His wife Bushra Bibi, who had been out on remand, surrendered at the jail on Wednesday. She has typically kept a low profile during their period in office. The two married in 2018, months before Khan was elected prime minister.

Both had strongly denied the accusations brought against them by Pakistan’s anti-corruption watchdog that they had sold or kept state gifts received in office for personal profit. Such gifts included a jewellery set from the Crown Prince of Saudi Arabia.

A man reads Dawn newspaper at a news stand
Image caption,
News of Tuesday’s sentence dominated Pakistan’s front pages on Wednesday
The PTI has described the cases against Khan as bogus, arguing the trials occurred under duress in “kangaroo courts”, where proceedings have been rushed. It said Wednesday’s case heralded “another sad day in our judicial system history”, alleging the judiciary was being “dismantled”.

“No cross questioning allowed, no final argument concluded and decision pops up like a pre-determined process in play,” it alleged.

Khan’s lawyers have also said he wasn’t given a chance to defend himself in a trial that moved more quickly than expected. The judge also read out the verdicts while neither Khan, Bibi or their legal team were in the courtroom, reporters at the scene said.

Meanwhile, Khan’s sister, Aleema Khan, told the BBC outside Adiala jail that there was confusion over what time the case was supposed to start.
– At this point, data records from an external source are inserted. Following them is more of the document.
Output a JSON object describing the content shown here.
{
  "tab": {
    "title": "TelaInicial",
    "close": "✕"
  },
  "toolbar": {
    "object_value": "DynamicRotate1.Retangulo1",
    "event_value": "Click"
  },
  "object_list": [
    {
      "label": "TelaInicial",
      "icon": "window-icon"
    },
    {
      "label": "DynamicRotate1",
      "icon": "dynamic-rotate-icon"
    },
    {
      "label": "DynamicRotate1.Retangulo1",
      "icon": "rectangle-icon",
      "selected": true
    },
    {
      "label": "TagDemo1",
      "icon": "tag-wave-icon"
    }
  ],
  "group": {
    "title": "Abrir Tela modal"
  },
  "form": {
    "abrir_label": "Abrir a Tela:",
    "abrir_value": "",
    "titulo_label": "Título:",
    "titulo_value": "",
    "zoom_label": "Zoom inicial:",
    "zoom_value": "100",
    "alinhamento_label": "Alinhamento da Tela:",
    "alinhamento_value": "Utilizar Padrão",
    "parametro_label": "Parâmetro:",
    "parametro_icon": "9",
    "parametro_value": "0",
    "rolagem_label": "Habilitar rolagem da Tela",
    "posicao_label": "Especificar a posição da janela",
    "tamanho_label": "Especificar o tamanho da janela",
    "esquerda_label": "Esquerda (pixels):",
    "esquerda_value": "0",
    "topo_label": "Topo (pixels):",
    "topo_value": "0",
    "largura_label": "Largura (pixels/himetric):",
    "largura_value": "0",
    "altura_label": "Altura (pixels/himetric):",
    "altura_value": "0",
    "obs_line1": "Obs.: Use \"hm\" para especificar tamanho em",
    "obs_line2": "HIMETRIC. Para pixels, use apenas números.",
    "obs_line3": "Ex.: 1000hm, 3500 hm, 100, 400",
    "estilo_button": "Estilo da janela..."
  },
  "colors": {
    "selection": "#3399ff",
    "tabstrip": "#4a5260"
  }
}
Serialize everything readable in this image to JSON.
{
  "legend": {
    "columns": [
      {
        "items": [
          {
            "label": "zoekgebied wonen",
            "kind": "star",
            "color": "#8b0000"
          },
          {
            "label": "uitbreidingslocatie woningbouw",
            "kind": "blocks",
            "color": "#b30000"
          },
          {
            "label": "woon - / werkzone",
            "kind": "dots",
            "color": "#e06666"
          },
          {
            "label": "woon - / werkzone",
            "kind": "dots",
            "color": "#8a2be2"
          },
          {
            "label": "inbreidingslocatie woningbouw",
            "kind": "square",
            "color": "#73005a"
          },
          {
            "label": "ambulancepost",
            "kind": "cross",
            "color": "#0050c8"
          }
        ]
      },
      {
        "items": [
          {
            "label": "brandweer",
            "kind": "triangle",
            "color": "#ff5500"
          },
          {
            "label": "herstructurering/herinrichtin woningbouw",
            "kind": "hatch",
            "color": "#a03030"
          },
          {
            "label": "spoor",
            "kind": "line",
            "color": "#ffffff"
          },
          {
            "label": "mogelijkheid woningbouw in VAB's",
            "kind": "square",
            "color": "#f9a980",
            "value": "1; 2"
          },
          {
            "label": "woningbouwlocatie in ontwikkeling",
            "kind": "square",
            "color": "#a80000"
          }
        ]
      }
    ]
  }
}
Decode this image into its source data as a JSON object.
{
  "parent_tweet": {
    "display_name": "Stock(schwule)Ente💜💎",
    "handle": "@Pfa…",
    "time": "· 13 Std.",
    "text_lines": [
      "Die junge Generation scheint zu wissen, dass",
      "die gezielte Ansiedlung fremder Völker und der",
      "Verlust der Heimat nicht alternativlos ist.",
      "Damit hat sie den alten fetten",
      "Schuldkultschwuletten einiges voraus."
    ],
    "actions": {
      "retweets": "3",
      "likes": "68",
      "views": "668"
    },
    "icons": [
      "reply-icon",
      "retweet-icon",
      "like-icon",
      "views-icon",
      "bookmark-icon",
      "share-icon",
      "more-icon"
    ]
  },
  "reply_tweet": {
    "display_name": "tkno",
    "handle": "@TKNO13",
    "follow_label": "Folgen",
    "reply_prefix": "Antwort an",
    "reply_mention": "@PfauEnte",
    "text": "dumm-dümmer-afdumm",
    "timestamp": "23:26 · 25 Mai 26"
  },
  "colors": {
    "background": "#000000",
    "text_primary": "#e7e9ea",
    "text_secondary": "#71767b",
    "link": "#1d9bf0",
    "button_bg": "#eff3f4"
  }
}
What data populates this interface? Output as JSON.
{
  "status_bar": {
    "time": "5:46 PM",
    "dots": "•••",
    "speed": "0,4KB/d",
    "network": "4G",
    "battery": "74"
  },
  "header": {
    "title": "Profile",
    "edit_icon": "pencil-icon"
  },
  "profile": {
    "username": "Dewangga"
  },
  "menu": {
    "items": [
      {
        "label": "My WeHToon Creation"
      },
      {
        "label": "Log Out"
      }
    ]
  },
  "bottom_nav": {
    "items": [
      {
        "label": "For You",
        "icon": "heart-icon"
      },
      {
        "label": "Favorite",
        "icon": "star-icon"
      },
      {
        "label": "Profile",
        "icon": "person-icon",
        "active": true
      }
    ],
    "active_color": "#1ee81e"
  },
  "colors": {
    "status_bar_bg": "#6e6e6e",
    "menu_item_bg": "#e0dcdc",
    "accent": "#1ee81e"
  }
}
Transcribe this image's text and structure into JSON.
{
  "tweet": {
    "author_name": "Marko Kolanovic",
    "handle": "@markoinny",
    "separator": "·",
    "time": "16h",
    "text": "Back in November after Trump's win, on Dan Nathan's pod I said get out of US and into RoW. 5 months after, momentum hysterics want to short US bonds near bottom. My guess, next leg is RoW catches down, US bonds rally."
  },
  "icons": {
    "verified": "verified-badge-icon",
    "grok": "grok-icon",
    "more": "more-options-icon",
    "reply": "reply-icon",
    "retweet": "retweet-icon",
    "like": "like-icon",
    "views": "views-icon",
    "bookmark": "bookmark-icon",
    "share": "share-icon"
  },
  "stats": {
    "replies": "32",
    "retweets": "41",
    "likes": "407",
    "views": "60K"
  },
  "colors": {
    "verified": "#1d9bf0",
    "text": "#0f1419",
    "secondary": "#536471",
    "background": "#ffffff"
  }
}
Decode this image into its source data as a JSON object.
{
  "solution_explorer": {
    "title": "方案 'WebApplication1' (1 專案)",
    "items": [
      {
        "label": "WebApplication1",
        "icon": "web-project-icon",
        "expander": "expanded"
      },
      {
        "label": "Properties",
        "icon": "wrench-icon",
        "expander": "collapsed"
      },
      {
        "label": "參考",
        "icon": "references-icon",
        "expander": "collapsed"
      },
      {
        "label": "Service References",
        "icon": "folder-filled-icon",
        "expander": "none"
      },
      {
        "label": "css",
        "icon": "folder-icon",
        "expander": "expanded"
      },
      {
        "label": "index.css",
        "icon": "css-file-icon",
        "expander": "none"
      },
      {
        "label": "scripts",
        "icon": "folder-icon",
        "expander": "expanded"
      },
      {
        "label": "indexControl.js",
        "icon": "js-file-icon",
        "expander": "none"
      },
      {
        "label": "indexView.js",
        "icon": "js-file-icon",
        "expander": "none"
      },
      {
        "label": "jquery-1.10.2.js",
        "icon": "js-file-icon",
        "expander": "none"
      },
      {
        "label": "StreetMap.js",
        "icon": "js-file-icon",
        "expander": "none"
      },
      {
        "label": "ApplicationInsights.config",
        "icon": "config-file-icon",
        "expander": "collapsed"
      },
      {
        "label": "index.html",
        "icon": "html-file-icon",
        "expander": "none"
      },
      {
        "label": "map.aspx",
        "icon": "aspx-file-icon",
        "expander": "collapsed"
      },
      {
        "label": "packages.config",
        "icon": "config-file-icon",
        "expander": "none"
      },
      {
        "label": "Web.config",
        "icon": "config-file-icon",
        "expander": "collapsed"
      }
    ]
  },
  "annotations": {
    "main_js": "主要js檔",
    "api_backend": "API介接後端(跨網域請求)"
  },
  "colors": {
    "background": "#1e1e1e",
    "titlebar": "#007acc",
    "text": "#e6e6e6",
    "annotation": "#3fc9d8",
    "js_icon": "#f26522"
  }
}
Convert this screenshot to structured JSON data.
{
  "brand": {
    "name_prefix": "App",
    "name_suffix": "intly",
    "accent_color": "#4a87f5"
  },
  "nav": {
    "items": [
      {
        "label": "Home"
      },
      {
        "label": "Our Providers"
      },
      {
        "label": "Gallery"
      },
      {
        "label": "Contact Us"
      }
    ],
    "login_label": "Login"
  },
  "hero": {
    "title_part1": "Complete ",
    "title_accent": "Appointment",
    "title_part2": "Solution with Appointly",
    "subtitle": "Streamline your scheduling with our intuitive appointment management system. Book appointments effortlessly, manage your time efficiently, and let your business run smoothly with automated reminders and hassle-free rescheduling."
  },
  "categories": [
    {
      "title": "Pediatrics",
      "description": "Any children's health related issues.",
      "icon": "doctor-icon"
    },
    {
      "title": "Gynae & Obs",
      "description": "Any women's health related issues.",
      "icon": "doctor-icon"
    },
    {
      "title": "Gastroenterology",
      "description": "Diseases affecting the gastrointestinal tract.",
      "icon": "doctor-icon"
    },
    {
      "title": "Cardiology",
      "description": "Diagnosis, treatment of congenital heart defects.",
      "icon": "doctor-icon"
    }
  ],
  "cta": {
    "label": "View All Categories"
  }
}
Khan is yet to comment on Wednesday’s verdict, which came a day after a judge found him guilty of revealing a classified document and damaging diplomatic relations. Khan told his followers on Tuesday to “take revenge for every injustice with your vote on February 8 while remaining peaceful” in a statement released on his X (formerly Twitter) account.

Even before these sentences were handed down, many were already questioning the credibility of the election next Thursday given the extent to which Khan and his party have been sidelined.

The authorities deny carrying out a crackdown on PTI, but many of its leaders are now behind bars or have defected. Its candidates are standing as independents and many are on the run.

Thousands of the party’s supporters were rounded up after protests – at times violent – when Khan was taken into custody last May.

The party has also been stripped of its cricket bat symbol, essential in a country with low literacy rates to allow voters to choose where to mark their ballots.

The man tipped to win is three-time former PM Nawaz Sharif, who returned from self-imposed exile in the autumn. He was a thorn in the side of the powerful military for much of his long career and was jailed for corruption ahead of the 2018 election that Imran Khan won.

Now many believe he is currently preferred by the Pakistan military establishment, while Khan – who used to be seen as close to the military – has fallen out of favour.